Providing an example, Jutte presented a Los Angeles county heat map and demonstrated that there was a direct correlation between the cities with the most economic hardship and the cities with the highest rates of childhood obesity.

“We know health is more than healthcare,” added John Vu, vice president of strategy, Community Health, Kaiser Permanente. He noted that just 10% of premature deaths are attributable to healthcare and broke down the impact of different social determinants:

  • Social and economic factors (40%): education, employment, income, community safety
  • Social behaviors (30%): tobacco use, diet, and exercise
  • Clinical care (20%): access to care and the quality of care
  • Physical environment (10%): air and water quality, housing, and transit

“So how does a healthcare organization embrace all of these other factors of health?” he asked. “We can’t just be providing the next heart surgery, the next mammogram, the next pill, and the next devices. We have to do all those things and also think about how we address all these other things.”

For Kaiser Permanente, this meant looking at all of their assets and how they could use those assets to improve conditions for health, requiring them to rethink the way they do business in order to address these factors. This meant providing good jobs, purchasing locally and diversely, building for impact, and engaging in policy.

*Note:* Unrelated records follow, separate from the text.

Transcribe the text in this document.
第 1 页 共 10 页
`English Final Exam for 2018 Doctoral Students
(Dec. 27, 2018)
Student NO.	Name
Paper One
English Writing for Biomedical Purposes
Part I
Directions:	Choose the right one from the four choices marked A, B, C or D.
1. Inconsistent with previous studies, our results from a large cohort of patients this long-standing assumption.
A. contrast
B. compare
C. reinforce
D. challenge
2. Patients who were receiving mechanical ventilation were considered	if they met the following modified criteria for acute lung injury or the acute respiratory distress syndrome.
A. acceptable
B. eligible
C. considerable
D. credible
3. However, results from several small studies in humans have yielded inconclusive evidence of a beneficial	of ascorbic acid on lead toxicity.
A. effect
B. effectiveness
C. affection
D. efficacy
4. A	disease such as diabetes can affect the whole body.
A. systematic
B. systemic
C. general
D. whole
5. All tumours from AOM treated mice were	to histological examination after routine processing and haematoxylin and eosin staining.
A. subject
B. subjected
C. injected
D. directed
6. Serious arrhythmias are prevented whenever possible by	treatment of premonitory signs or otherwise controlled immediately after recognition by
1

He gave the examples of partnering with Los Angeles economic and workforce development organizations to get local neighborhood residents hired into open job positions, partnering with the Billion Dollar Roundtable—a coalition of organizations who spend at least $2 billion annually with minority- and woman-owned suppliers—and partnering with the Initiative for a Competitive Inner City to provide technical expertise for small and local businesses to grow their capacity.

Megan Sandel, MD, MPH, associate director, GROW clinic, Boston Medical Center; principal investigator, Children’s HealthWatch; associate professor of pediatrics and public health, Boston University Schools of Medicine and Public Health, walked through how Boston Medical Center looked within the city to identify areas would have the most impact.

Identifying 2 cities with the highest inequities and healthcare utilization, they pinpointed housing as the most pressing need in the communities. From there, the medical center developed various partnerships, through which they funded housing development initiatives.

Results of these partnerships include: $1 million for mini-grants and financial assistance for individuals and families to avoid eviction, funding permanent supportive housing for individuals with mental health and disability issues, and providing funding for upgrades and services to enable elderly and disabled residents to continue to live independently.